Каждый день, целый месяц, ровно в 18:00 кто-то выставлял в окно мощные колонки и запускал "Прощание Славянки". Каждый покидающий Голубовку и улетающий на новое место вертолет обязательно делал прощальный круг над гарнозоном. Безрадостное это было время, длинные затянувшиеся похороны...


— В общем, эта-а. По моей команде становитесь на какое надо колено и, эта-а, снимите фуражки!

Комэска махнул безвольной рукой: "Вноси эта-а-а!"


В какой-нибудь другой день подобные команды вызвали бы дружный взрыв смеха, но сейчас все молча и печально наблюдали, как на плац выносится знамя эскадрильи. Командир упал на одно колено, попытался поцеловать полотнище, потом вдруг вспомнил, что забыл отдать команду, повернулся, сорвал с себя фуражку и отчаянно замахал ей в нашу сторону. Жалкое зрелище. Бесславный конец славной эскадры.


Открытка с розочкой

Недели за две до окончательного расформирования эскадрильи, мне разрешили съездить к новому месту службы в Галенки под Уссурийск на разведку. Уточнить, на какую должность меня назначат, подыскать жилье и т.д.

Сказать, что мне в полку не обрадовались — значит не сказать ничего. Гвардейский Витебский Дважды Краснознаменный ордена Суворова истребительно-бомбардировочный полк переходил с МиГ-21 на МиГ-27, самолеты перегонялись из двух разных расформированных полков (из-под Хабаровска и откуда-то из Карелии), год назад расформированная третья эскадрилья создавалась заново, аэродром готовился принять на хранение Су-24. Суета и вечный авиационный бардак.

Полк знаменитый. Именно в его составе воевала французская эскадрилья, которая потом стала самостоятельным полком "Нормандия". Все в полку разукрашено французскими флагами, на бортах самолетов — белые молнии, как на истребителях "Нормандии-Неман". В списки части навечно зачислен герой Советского Союза Марсель Лефевр. Как положено, с отдельной койкой в казарме под французским флагом.

Конечно, им всем было не до меня. Квартир не хватало даже для летчиков, офицерское общежитие было переполненно, квартиру снять было негде — село, а базирующийся рядом полк космической связи своим жилищным фондом с авиаторами делился крайне неохотно. Трехместный номер в гостинице связистов обходился в 205 рублей (при моей зарплате с дальневосточными надбавками 295 рублей).

Должностей тоже не было. Меня направили в ТЕЧ старшим техником в недавно созданную группу регламентных работ по ПрНК. В группе, где по штату должно было быть 7 офицеров, был только начальник группы и я. Впрочем, начальника группы я впервые увидел только месяца через четыре, когда он наконец появился на службе.
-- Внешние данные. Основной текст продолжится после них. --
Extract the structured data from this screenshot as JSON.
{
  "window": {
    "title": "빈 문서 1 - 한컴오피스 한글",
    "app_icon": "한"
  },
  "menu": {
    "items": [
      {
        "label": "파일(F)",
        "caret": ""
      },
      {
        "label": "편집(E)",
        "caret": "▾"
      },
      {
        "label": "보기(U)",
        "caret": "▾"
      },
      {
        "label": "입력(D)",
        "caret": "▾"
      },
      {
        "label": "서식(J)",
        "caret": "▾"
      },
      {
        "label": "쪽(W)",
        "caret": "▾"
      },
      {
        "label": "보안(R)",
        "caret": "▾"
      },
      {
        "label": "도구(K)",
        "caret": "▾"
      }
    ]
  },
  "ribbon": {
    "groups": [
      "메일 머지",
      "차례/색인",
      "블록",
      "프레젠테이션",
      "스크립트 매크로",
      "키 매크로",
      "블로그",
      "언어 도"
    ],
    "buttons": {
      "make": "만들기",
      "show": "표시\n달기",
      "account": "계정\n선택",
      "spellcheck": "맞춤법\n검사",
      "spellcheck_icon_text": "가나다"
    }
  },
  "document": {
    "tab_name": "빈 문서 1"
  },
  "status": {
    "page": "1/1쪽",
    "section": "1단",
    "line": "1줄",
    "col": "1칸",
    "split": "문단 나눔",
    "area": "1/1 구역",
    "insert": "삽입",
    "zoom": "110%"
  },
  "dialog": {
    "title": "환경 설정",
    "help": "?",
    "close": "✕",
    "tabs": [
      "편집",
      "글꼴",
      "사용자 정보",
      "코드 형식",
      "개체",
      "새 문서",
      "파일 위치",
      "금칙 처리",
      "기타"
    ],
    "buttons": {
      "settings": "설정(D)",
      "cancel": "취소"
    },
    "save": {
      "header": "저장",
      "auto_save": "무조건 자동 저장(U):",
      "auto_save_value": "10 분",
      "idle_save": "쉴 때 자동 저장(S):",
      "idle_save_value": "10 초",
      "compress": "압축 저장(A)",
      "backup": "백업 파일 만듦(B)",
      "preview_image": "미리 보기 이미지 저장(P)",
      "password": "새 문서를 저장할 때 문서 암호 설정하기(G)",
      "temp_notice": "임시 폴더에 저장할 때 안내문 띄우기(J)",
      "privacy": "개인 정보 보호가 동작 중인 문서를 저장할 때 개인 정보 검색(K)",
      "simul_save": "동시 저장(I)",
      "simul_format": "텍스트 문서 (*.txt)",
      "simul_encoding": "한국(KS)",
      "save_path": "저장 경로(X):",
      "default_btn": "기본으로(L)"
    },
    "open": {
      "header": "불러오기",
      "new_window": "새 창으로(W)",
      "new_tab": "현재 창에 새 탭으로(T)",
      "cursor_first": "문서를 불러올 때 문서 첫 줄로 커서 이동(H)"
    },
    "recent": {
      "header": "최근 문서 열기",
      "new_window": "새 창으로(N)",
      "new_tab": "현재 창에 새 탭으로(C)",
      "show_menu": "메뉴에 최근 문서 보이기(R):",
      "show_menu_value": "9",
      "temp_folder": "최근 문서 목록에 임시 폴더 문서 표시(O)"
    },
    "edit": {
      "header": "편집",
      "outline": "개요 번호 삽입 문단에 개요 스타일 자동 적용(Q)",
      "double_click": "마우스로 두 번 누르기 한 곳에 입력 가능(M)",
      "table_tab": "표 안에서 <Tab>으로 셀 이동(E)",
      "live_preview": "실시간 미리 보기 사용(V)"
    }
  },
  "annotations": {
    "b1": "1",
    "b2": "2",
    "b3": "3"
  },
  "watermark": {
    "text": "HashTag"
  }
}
То он был в командировке за перегоняемой авиатехникой, то на переучивании, то отдыхал в отпуске, то попал в госпиталь с аппендицитом, то долечивался дома после операции... Оборудовали все стенды и делали все регламентные работы на прицельно-навигационном комплексе МиГ-27 мы вдвоем с сержантом сверхсрочной службы, который жил в сорока километрах от аэродрома и на службу добирался на своем мотоцикле, что ему удавалось далеко не каждый день. Чуть легче стало к концу третьего месяца, когда в группе появился еще один офицер — техник по РЭО.


Короче говоря, первое знакомство с полком меня так зарядило пессимизмом, что возле сельской почты мне вдруг в голову пришла бредовая идея: раз уж я армии настолько не нужен, то пора нам расставаться. Я зашел на почту, купил обычную почтовую открытку с розочкой, написал адрес: "Москва, ЦК КПСС" и короткий текст, мол честно отслужил в армии больше 10 лет, дайте теперь честно из нее уйти.

Удивительно, но всего через месяц я получил ответ: "Ваш запрос отправлен на рассмотрение в Министерство Обороны". Видимо, именно эта "розочка" сыграла свою роль в том, что из восьми уволенных в одном приказе офицеров полка, только я был уволен "по сокращению штатов", остальных увольняли по непригодности к дальнейшей службе — армия якобы избавлялась от нерадивых офицеров, а на самом деле просто экономила на льготах и выходных пособиях.


Иисус

Четыре месяца бродили мои документы по закоулкам Министерства Обороны. Я осваивал регламентное обслуживание "Клена" и "Кайры". Работали мы в ТЭЧ без обеда, зато заканчивали в 4 часа дня (по принципу попозже начнем, зато пораньше закончим). Свободного времени полазить по окрестностям, сходить за грибами или съездить в Уссурийск было предостаточно.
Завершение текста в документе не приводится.